Is this the Australia we really want?

Jul 13, 2022
I can’t say our casual acceptance of the growing divide between rich and poor makes me proud to be Australian. Source: Getty

Last week, Australia’s largest media company published a story about a man who was “shattered” by the latest interest rate rise, because it meant he was unlikely to achieve his ambition of owning 30 properties by the time he was 30 years of age.

22-year-old Morgan (who still lives with his mum) specialises in investment strategy and economics, according to his website.

I’m not sure what scares me most – the fact Morgan is already in hock for $1.2 million to the bank, or that people would seriously take his advice.

Anyway, the same day that story hit the news, I heard about Michael who’d just been kicked out of his home of 7 years.

Michael is 76. He left school at age 15 and worked full time until he was diagnosed with cancer at 63. He survived cancer but still struggles with chronic health issues.

A month before eviction day (when the new owner of his home would be free to fill his apartment with Harvey Norman furniture and list it on Airbnb), Michael’s niece put out a call on a local Facebook community board.

In her post, she outlined Michael’s situation and asked whether anybody could help with affordable rental accommodation in the suburb where he’d lived his entire life.

Here’s a random selection of the comments:

  • “Why didn’t he buy a house when he was working? Or did he piss all his money away?”
  • “Can he get into aged care?”
  • “If he’s on the pension, they all get rental assistance, so the taxpayer pays the bill anyway.”

Look, I can overlook the lack of empathy in those comments. Even though we live in a cruel world, chances are the people who wrote them have never suffered a day’s hardship in their entire lives.

I wonder if any of them, plus our mortgage broker Morgan (the 22-year-old who lives with his mum at the start of this story) could even imagine being old, sick, and potentially homeless.

Yet it’s Morgan and his shattered dreams that get the media attention. Not Michael, an ordinary Australian who is just a statistic. And it’s not a statistic we should be proud of.

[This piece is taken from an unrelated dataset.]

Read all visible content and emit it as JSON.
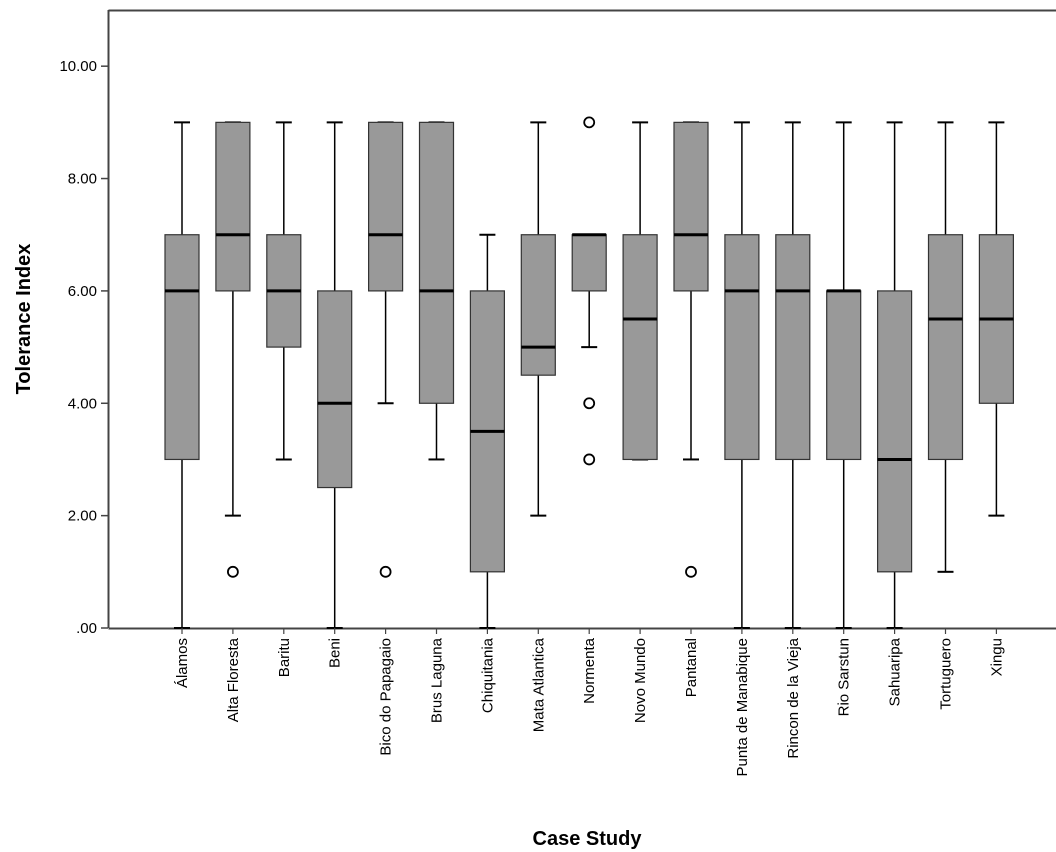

Thousands of older Australians are just like Michael. Through no fault of their own, they’re facing a future of insecure housing, rampant rental price gouging, and potential homelessness.

But when it comes to housing policy, the focus of governments – past and present – is to subsidise the Morgans of this world through tax incentives, rather than provide support to people like Michael.

That’s not how a fair society should work. It’s certainly not something a compassionate society should accept.

And while I’m not planning to pack my bags and move overseas, I can’t say our casual acceptance of the growing divide between rich and poor makes me proud to be Australian.